Weprin and the others stressed that station agents are often the first line of defense when crimes are committed in the subway system and can ward off potential violence as well. Tareque Ahmed, for example, called the police when he saw a woman being attacked on the platform at the 36th Street station in Astoria July 4. Should employees like Ahmed no longer be working, Weprin said he worries the subways could become more dangerous for riders.
“The MTA will forever be known for abandoning Queens transit riders if it does not back off its plans to take out more station agents,” Weprin said at the F line subway station at the corner of Hillside Avenue and Midland Parkway in Jamaica Estates. “The removal of station agents, as Tareque Ahmed demonstrated in his act of heroism this past Independence Day, puts subway riders throughout New York City at risk.”
Kevin Ortiz, a spokesman for the MTA, said the subway system is, and will continue to be, safe for riders.

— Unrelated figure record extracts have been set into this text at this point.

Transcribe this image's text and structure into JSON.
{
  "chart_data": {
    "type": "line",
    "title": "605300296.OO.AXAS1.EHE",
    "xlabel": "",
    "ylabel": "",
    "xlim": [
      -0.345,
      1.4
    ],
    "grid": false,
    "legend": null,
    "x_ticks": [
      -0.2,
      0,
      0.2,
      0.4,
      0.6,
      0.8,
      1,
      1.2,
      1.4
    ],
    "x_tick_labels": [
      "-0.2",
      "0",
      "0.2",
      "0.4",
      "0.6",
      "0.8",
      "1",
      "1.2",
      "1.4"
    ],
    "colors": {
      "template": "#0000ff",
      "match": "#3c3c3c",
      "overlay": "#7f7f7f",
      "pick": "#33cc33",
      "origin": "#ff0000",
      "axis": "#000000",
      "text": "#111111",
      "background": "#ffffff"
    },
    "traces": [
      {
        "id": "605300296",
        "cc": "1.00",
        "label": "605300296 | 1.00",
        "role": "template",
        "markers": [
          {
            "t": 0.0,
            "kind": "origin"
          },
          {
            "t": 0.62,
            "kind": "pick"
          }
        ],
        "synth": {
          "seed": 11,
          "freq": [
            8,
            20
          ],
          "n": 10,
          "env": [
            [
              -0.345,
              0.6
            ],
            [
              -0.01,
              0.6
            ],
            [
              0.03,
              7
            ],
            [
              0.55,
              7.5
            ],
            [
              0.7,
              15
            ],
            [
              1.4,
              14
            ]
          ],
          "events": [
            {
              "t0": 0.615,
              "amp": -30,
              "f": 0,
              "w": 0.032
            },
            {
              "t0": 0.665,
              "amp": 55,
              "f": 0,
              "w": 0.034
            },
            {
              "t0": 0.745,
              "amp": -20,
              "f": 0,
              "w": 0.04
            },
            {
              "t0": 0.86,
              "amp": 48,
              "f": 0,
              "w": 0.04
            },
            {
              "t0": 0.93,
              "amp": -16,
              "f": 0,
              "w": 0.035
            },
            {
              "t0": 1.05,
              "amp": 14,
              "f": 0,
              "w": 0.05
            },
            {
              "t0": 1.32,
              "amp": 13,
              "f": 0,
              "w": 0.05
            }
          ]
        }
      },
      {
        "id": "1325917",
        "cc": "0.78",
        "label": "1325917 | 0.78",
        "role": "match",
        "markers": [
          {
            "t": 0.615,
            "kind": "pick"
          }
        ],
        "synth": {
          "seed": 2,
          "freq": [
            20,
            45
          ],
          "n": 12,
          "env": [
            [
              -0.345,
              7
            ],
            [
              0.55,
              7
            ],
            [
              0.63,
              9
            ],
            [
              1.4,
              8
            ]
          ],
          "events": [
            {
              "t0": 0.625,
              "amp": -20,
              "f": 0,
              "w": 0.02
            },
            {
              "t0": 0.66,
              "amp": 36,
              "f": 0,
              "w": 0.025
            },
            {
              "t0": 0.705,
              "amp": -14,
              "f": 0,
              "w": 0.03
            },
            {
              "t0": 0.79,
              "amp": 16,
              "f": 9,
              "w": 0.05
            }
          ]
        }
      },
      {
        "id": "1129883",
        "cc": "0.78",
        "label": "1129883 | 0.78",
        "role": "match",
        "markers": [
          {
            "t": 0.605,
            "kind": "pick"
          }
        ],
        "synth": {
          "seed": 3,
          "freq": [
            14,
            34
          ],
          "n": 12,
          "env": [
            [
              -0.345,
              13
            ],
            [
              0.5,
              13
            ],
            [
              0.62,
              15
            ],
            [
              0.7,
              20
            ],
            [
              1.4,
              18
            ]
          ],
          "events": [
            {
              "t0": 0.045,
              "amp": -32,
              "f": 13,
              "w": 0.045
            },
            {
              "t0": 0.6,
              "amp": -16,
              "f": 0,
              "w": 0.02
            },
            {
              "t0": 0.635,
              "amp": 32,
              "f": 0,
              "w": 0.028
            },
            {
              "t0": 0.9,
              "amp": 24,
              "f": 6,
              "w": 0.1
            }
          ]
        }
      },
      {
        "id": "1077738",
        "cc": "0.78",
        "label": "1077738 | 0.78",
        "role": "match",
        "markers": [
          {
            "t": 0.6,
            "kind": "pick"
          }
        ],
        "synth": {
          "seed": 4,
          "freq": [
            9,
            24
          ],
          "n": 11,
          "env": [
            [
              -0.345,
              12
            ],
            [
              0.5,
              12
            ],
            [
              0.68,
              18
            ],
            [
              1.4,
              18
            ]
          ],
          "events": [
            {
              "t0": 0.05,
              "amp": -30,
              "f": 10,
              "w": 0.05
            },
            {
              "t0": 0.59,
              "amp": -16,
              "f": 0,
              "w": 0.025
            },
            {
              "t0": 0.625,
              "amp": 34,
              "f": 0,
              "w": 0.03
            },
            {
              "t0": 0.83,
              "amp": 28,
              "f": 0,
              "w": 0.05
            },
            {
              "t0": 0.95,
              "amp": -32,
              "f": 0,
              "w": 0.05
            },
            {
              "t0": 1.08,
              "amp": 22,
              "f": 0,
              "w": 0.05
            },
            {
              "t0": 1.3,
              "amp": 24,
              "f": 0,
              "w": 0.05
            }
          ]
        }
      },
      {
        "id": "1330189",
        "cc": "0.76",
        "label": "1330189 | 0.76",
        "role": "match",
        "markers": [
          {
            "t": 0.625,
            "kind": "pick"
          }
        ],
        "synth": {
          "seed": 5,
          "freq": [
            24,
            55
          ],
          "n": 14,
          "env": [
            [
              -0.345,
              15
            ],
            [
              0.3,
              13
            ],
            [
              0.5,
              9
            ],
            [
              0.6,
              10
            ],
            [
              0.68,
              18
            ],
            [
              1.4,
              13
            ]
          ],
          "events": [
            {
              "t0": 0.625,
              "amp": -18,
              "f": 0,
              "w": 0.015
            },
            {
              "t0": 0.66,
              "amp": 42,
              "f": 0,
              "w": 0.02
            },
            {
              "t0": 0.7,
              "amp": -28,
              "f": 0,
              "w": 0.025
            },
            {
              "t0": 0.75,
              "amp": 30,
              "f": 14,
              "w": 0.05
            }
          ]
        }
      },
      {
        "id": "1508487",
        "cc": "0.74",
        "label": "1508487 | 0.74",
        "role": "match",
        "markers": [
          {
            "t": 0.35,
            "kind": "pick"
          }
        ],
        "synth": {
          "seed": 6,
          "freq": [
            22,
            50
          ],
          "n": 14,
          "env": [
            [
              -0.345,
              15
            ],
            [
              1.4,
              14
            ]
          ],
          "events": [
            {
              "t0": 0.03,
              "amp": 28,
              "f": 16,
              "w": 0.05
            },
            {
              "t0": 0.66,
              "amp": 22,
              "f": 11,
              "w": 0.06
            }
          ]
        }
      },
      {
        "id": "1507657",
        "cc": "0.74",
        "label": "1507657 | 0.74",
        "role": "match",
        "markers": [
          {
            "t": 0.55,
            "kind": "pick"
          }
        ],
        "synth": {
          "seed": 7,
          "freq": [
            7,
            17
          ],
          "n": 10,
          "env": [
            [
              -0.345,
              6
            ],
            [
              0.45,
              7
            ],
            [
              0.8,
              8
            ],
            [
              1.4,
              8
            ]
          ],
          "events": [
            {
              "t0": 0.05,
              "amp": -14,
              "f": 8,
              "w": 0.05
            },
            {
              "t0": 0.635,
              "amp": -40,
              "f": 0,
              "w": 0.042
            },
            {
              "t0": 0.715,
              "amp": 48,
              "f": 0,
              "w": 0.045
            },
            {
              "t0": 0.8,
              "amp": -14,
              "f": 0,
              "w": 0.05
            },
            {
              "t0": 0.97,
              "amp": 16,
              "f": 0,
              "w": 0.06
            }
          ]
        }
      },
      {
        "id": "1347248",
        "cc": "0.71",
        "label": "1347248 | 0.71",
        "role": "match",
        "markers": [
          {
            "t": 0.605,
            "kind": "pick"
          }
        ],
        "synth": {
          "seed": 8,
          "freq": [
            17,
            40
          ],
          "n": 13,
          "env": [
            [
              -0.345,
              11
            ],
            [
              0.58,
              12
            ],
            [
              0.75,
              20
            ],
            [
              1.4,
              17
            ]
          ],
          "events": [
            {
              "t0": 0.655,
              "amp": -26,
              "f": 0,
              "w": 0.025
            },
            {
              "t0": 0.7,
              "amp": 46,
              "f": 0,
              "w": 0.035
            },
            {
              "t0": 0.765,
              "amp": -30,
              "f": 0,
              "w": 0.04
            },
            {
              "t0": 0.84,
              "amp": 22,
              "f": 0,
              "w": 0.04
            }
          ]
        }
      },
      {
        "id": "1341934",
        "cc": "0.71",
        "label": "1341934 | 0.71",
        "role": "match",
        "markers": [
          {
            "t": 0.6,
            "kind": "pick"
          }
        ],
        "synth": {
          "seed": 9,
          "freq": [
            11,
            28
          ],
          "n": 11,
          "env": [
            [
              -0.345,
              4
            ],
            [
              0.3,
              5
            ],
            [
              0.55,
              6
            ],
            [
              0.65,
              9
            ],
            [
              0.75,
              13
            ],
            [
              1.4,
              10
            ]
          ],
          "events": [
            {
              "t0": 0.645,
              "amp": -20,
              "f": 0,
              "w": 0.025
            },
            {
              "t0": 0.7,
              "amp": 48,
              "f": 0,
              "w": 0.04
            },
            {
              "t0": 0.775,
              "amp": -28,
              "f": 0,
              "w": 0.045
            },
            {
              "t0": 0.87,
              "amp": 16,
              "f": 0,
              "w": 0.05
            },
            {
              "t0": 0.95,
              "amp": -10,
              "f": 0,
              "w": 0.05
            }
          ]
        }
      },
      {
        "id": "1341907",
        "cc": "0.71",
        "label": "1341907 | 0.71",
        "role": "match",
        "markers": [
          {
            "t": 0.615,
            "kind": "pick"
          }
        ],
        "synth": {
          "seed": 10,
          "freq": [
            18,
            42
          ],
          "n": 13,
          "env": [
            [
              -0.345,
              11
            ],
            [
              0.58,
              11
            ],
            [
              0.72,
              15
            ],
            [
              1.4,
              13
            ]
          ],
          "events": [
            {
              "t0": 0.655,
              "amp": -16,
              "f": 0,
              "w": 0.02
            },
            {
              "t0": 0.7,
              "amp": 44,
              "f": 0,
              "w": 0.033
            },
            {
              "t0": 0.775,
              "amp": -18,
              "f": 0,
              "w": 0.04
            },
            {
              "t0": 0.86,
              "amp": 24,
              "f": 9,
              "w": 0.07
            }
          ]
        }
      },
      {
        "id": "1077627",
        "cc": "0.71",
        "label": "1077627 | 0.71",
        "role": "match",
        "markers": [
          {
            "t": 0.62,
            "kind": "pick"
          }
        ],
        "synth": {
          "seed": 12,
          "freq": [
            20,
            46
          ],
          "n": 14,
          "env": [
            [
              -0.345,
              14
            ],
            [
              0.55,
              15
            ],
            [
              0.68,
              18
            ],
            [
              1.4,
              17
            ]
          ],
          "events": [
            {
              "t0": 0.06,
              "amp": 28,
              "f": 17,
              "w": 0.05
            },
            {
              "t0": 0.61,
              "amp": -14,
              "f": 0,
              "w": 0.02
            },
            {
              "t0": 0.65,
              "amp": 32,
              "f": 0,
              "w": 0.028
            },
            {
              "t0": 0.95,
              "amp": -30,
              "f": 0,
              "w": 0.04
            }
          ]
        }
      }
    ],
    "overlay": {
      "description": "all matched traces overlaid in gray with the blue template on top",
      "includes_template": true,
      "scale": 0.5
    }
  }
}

“Crime is at record lows in the system thanks to efforts by the NYPD, which responsible for subways, and we’ll work closely with the NYPD to ensure that our security decisions are aligned with their policing strategies,” Ortiz said. “We’ve always said it’s important to have eyes and ears in the subway, but those eyes and ears can be cleaners, construction workers, conductors and, most importantly, they can be our customers.”

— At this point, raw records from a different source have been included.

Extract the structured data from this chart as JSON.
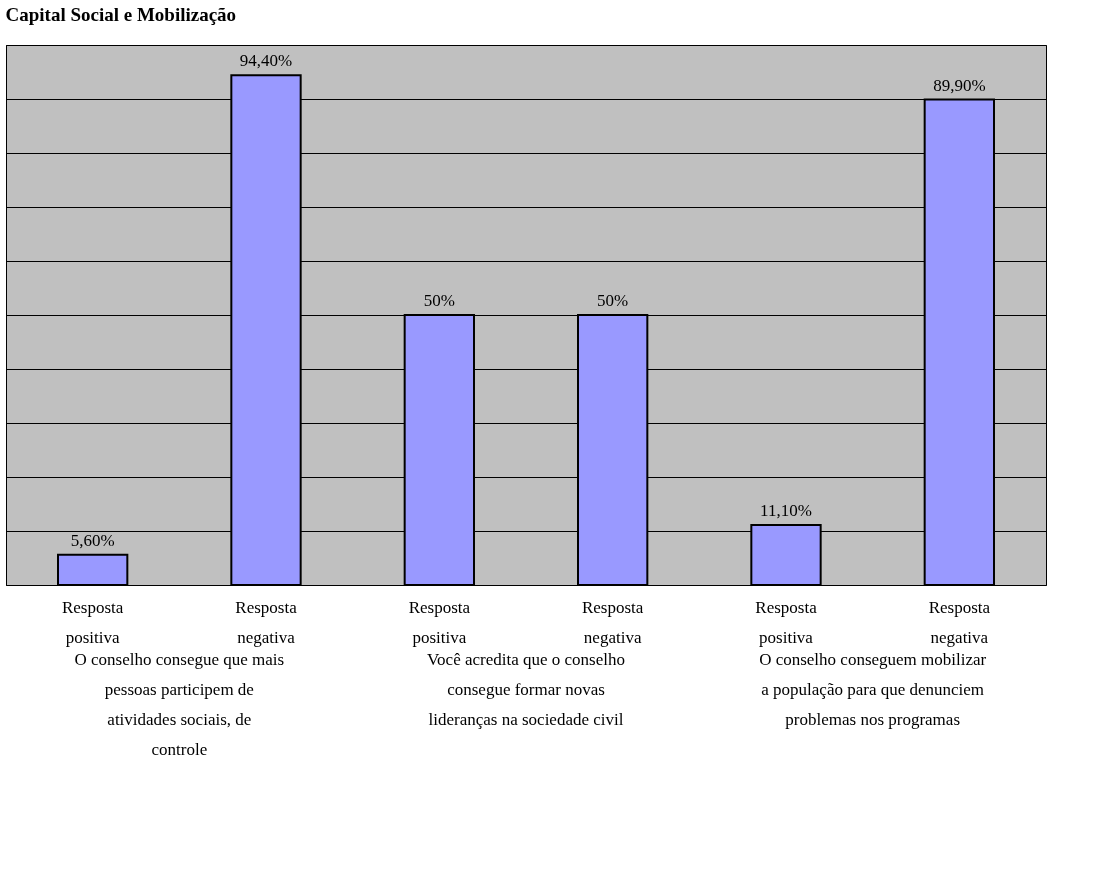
{
  "chart_data": {
    "type": "bar",
    "title": "Capital Social e Mobilização",
    "categories": [
      "Resposta positiva",
      "Resposta negativa",
      "Resposta positiva",
      "Resposta negativa",
      "Resposta positiva",
      "Resposta negativa"
    ],
    "values": [
      5.6,
      94.4,
      50,
      50,
      11.1,
      89.9
    ],
    "value_labels": [
      "5,60%",
      "94,40%",
      "50%",
      "50%",
      "11,10%",
      "89,90%"
    ],
    "color": "#9999ff",
    "ylim": [
      0,
      100
    ],
    "yticks": [
      {
        "value": 0,
        "label": null
      },
      {
        "value": 10,
        "label": null
      },
      {
        "value": 20,
        "label": null
      },
      {
        "value": 30,
        "label": null
      },
      {
        "value": 40,
        "label": null
      },
      {
        "value": 50,
        "label": null
      },
      {
        "value": 60,
        "label": null
      },
      {
        "value": 70,
        "label": null
      },
      {
        "value": 80,
        "label": null
      },
      {
        "value": 90,
        "label": null
      },
      {
        "value": 100,
        "label": null
      }
    ],
    "tick_labels": "x",
    "grid": "y",
    "annotations": [
      "O conselho consegue que mais pessoas participem de atividades sociais, de controle",
      "Você acredita que o conselho consegue formar novas lideranças na sociedade civil",
      "O conselho conseguem mobilizar a população para que denunciem problemas nos programas"
    ]
  }
}
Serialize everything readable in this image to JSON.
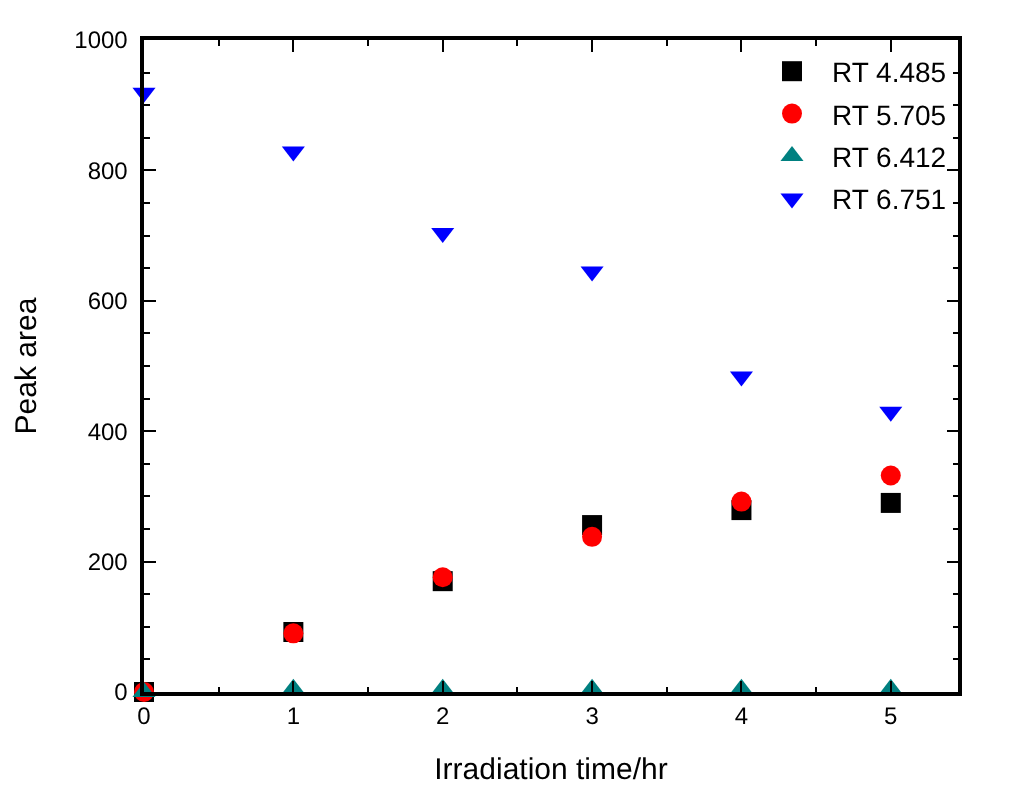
{
  "chart_data": {
    "type": "scatter",
    "xlabel": "Irradiation time/hr",
    "ylabel": "Peak area",
    "x": [
      0,
      1,
      2,
      3,
      4,
      5
    ],
    "xlim": [
      0,
      5.45
    ],
    "xticks": [
      0,
      1,
      2,
      3,
      4,
      5
    ],
    "ylim": [
      0,
      1000
    ],
    "yticks": [
      0,
      200,
      400,
      600,
      800,
      1000
    ],
    "legend": "top right",
    "series": [
      {
        "name": "RT 4.485",
        "color": "#000000",
        "marker": "square",
        "values": [
          0,
          92,
          170,
          256,
          279,
          290
        ]
      },
      {
        "name": "RT 5.705",
        "color": "#ff0000",
        "marker": "circle",
        "values": [
          0,
          90,
          176,
          238,
          292,
          332
        ]
      },
      {
        "name": "RT 6.412",
        "color": "#008080",
        "marker": "triangle",
        "values": [
          0,
          5,
          5,
          5,
          5,
          5
        ]
      },
      {
        "name": "RT 6.751",
        "color": "#0000ff",
        "marker": "triangle-down",
        "values": [
          919,
          829,
          704,
          645,
          484,
          430
        ]
      }
    ]
  }
}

About 250 token booth workers were recently laid off by the Metropolitan Transportation Authority, and the authority has said it could fire another 200 clerks at about 40 booths throughout the city in an effort to fill an $800 million budget gap. Queens stations that could be affected by station agent layoffs would be one booth at Main Street in Flushing, one booth at Jamaica Parsons and one booth at Roosevelt Avenue/74th Street-Broadway in Jackson Heights.
Rushdi Huq, a station agent from Astoria, said the loss of these jobs could be devastating in a city that often relies on the token booth workers to aid everyone from crime victims to lost tourists.

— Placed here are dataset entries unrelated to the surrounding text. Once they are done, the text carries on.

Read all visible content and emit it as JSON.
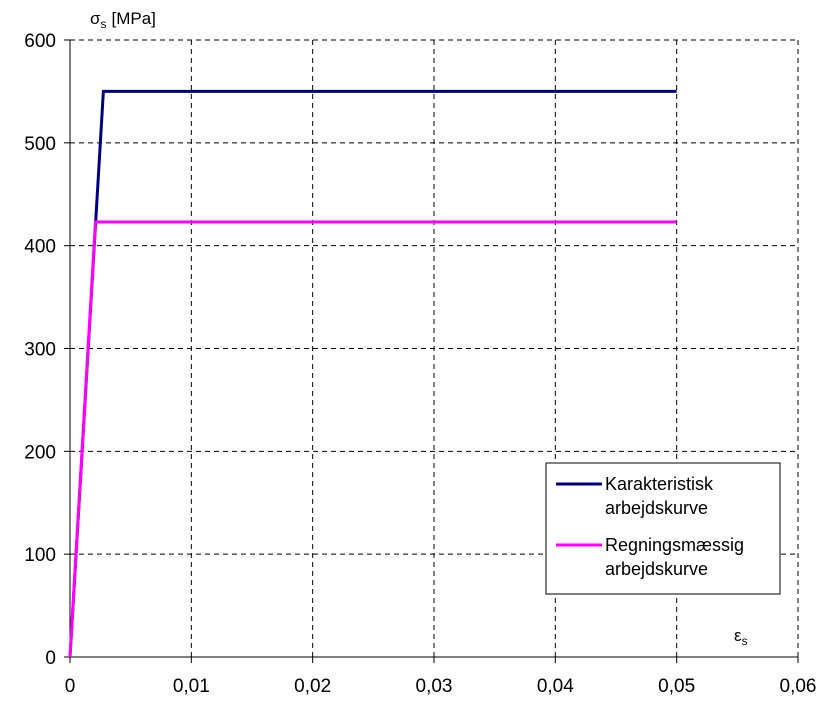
{
  "chart_data": {
    "type": "line",
    "xlabel": "ε",
    "xlabel_sub": "s",
    "ylabel": "σ",
    "ylabel_sub": "s",
    "ylabel_unit": "[MPa]",
    "xlim": [
      0,
      0.06
    ],
    "ylim": [
      0,
      600
    ],
    "x_ticks": [
      0,
      0.01,
      0.02,
      0.03,
      0.04,
      0.05,
      0.06
    ],
    "x_tick_labels": [
      "0",
      "0,01",
      "0,02",
      "0,03",
      "0,04",
      "0,05",
      "0,06"
    ],
    "y_ticks": [
      0,
      100,
      200,
      300,
      400,
      500,
      600
    ],
    "y_tick_labels": [
      "0",
      "100",
      "200",
      "300",
      "400",
      "500",
      "600"
    ],
    "grid": true,
    "grid_style": "dashed",
    "legend_position": "bottom-right",
    "series": [
      {
        "name": [
          "Karakteristisk",
          "arbejdskurve"
        ],
        "color": "#000080",
        "x": [
          0,
          0.00275,
          0.05
        ],
        "y": [
          0,
          550,
          550
        ]
      },
      {
        "name": [
          "Regningsmæssig",
          "arbejdskurve"
        ],
        "color": "#ff00ff",
        "x": [
          0,
          0.0021,
          0.05
        ],
        "y": [
          0,
          423,
          423
        ]
      }
    ]
  }
}
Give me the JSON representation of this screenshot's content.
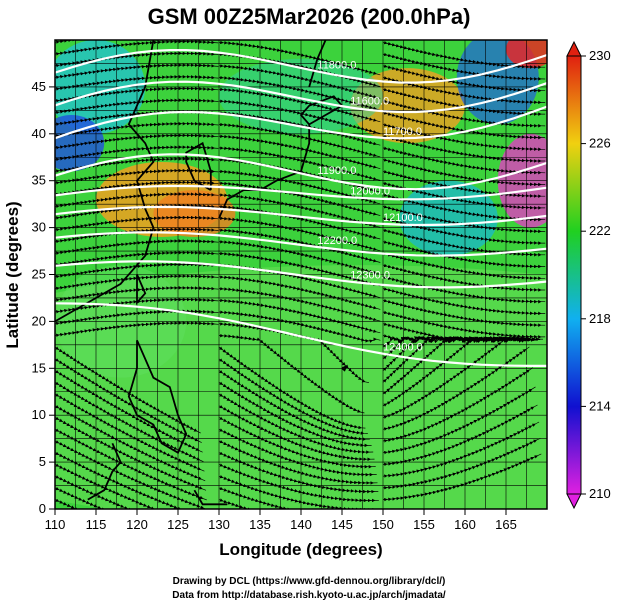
{
  "chart_data": {
    "type": "heatmap",
    "title": "GSM 00Z25Mar2026 (200.0hPa)",
    "xlabel": "Longitude (degrees)",
    "ylabel": "Latitude  (degrees)",
    "xlim": [
      110,
      170
    ],
    "ylim": [
      0,
      50
    ],
    "x_ticks": [
      110,
      115,
      120,
      125,
      130,
      135,
      140,
      145,
      150,
      155,
      160,
      165
    ],
    "y_ticks": [
      0,
      5,
      10,
      15,
      20,
      25,
      30,
      35,
      40,
      45
    ],
    "grid_spacing": 2.5,
    "colorbar": {
      "min": 210,
      "max": 230,
      "ticks": [
        210,
        214,
        218,
        222,
        226,
        230
      ],
      "colors": [
        "#e020e0",
        "#1010d0",
        "#10b0f0",
        "#20d020",
        "#f0d010",
        "#e02010"
      ]
    },
    "contours": [
      {
        "label": "11800.0",
        "lat_west": 45.5,
        "lat_east": 49.0
      },
      {
        "label": "11600.0",
        "lat_west": 42.0,
        "lat_east": 46.0
      },
      {
        "label": "11700.0",
        "lat_west": 38.5,
        "lat_east": 43.5
      },
      {
        "label": "11900.0",
        "lat_west": 34.5,
        "lat_east": 37.5
      },
      {
        "label": "12000.0",
        "lat_west": 33.0,
        "lat_east": 34.5
      },
      {
        "label": "12100.0",
        "lat_west": 31.0,
        "lat_east": 31.5
      },
      {
        "label": "12200.0",
        "lat_west": 28.5,
        "lat_east": 28.0
      },
      {
        "label": "12300.0",
        "lat_west": 25.5,
        "lat_east": 24.5
      },
      {
        "label": "12400.0",
        "lat_west": 21.5,
        "lat_east": 15.5
      }
    ],
    "credits": [
      "Drawing by DCL (https://www.gfd-dennou.org/library/dcl/)",
      "Data from http://database.rish.kyoto-u.ac.jp/arch/jmadata/"
    ]
  }
}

“If Ahmed hadn’t been there, the assault could’ve turned deadly,” Huq said of the July 4 incident. “Because of us, along with police officers, we’re preventing crimes. We should not be sent home while terrorists are planning attacks.”
Vice President Mark Henry of the ATU Local 1056, the transit workers union, said the MTA not only needed to retain station agents but rescind service cuts to buses in Queens. The borough recently was hit hard by MTA service cuts and now-extinct Queens routes include the Q14, which covered Flushing and Whitestone; Q74, which traveled to Kew Gardens, Kew Gardens Hills and Queens College; Q75, which ran to Jamaica, Jamaica Estates, Fresh Meadows and Oakland Gardens; and Q89, which went from South Ozone Park to Jamaica. Several Queens express routes were also eliminated.
“Mass transportation, especially the buses, is truly necessary, especially in Queens,” Henry said. “People need to call the mayor to tell [MTA Chairman] Jay Walder to restore the funding and put Queens back on the map.”
Maurice Jenkins, vice president of the TWU Local 100 station division, called on the MTA for it to heed what he said were public wants.
“I’m hoping for once the MTA actually listens to the public,” he said.